Why does AI self-review often over-edit?

Because instructions like critically self-check imply that defects exist and make a list of improvements look more helpful than a calibrated PASS.

Should teams stop using AI review?

No. They should replace open-ended critique with rubric-based adjudication, evidence requirements, severity thresholds, and a valid PASS_NO_CHANGE state.

Stop Asking AI to Critically Self-Check

Q: What is the simplest replacement prompt?

Evaluate this against the rubric. PASS_NO_CHANGE is valid. Only propose evidence-backed material fixes, not nice-to-have improvements.

Why AI reviewers always find something, and the safer replacement: rubric-based review where PASS_NO_CHANGE is a valid outcome.

The short version

“Critically self-check this” sounds responsible.

In practice, it often creates a tiny reward hack: the AI acts like a useful reviewer by finding something to change.

That does not mean self-review is useless. Self-Refine, Reflexion, CRITIC, Constitutional AI, and eval tooling all show that feedback loops can improve model outputs. The failure is more specific: open-ended critique has no stopping rule.

The better instruction is:

Evaluate against this rubric.
PASS_NO_CHANGE is valid.
Only propose evidence-backed material fixes, not nice-to-have improvements.

valid PASS state

style fixes without evidence

maximum material findings

Why “be critical” breaks

The phrase carries a hidden premise: there are flaws to find.

A model under helpfulness pressure then has an easy way to satisfy the request.

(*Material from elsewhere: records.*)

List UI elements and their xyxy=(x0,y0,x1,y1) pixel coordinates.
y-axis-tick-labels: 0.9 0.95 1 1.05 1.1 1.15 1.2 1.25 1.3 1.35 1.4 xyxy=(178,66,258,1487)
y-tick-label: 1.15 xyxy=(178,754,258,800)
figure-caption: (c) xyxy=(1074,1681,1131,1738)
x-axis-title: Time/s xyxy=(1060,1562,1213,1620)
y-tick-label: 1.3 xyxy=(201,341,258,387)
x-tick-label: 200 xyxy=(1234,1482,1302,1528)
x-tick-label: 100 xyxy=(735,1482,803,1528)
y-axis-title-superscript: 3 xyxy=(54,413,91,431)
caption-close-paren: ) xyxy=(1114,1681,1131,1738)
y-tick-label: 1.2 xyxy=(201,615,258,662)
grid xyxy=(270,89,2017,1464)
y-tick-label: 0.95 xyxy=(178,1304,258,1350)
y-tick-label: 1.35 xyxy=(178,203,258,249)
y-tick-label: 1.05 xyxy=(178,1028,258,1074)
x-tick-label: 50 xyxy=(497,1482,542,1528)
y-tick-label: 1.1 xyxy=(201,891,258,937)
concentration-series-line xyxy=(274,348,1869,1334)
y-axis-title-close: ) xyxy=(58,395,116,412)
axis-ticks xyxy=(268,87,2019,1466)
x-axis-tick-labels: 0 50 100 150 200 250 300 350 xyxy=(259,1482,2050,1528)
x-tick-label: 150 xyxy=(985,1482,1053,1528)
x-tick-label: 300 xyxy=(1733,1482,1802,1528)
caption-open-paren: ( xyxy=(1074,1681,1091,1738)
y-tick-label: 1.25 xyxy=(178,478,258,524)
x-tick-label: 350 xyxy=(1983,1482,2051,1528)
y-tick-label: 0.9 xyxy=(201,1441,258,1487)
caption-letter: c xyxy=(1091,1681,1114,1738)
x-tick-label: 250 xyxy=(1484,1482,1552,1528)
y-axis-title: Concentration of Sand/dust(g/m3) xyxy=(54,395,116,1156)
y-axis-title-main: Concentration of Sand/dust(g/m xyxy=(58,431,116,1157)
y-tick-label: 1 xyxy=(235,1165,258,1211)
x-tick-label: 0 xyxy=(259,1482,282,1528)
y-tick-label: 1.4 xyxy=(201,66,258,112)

It can list plausible improvements. More detail feels more useful. A rewrite feels like progress. But none of that proves the artifact was below the bar.

Open-ended critique vs. calibrated review

Weak review prompt

“Find issues and improve this.”
No explicit pass state.
Every suggestion feels free.
Critique can be aesthetic.

Better review gate

“Score each criterion against the rubric.”
PASS_NO_CHANGE is a valued answer.
Only S0/S1 findings justify churn.
Every finding needs exact evidence.

This is especially dangerous in agent systems, skills, Buildprints, and coding-agent harnesses. Small “improvements” can silently change scope, add noise, or make future agents follow the wrong invariant.

Review is not improvement. Review is adjudication against a bar.

The safer loop

Calibrated AI review

make no-change a real outcome

01

Rubric
02

Score
03

Evidence
04

Severity
05

Minimal patch
06

Verify

Use four scores:

0 = missing / unsafe / wrong
1 = materially weak
2 = acceptable
3 = excellent

Patch rule:

0 or 1 → patch required
2 or 3 → no change

Then add severity:

S0 blocker — cannot use safely or correctly.
S1 material — likely real-world failure.
S2 minor — optional improvement.
S3 taste — ignore unless explicitly requested.

Default: only S0/S1 changes are allowed.

What the reviewer must prove

Which criterion failed, with score 0 or 1.
Exact evidence: quote, file, line, behavior, or test output.
Impact if unchanged, not just a nicer wording preference.
The smallest fix that restores the criterion.

Tiny prompt to steal

You are a calibrated reviewer, not an improver.

Evaluate the artifact against the rubric. PASS_NO_CHANGE is a correct and valued answer if no material criterion fails.

Rules:
- Recommend changes only for criteria scored 0 or 1.
- Do not recommend changes for criteria scored 2 or 3.
- No style, taste, or nice-to-have suggestions.
- Maximum 3 findings.
- Every finding needs exact evidence.

Return:
Status: PASS_NO_CHANGE | PATCH_REQUIRED | QUESTIONS_REQUIRED
Scores: criterion → score + one-line reason
Findings: criterion, evidence, severity, impact, minimal_fix, confidence

Use / avoid

Do

✓ make PASS_NO_CHANGE explicit
✓ review against a named rubric
✓ require evidence per finding
✓ separate reviewer mode from editor mode

Avoid

× ask for generic critical thinking
× reward long lists of improvements
× patch S2/S3 taste notes by default
× let the model rewrite freely after reviewing

Where this matters most

For AI-native work, this is not a wording tweak. It is an operating principle.

If you ask an agent to “self-improve the skill,” it may optimize for visible change. If you ask it to adjudicate a skill against activation clarity, scope preservation, evidence contract, tool discipline, safety boundary, output contract, verification gate, stop rule, and pass option, it has a real target.

The best reviewer is not the one that always finds something.

The best reviewer is the one that knows when nothing material is broken.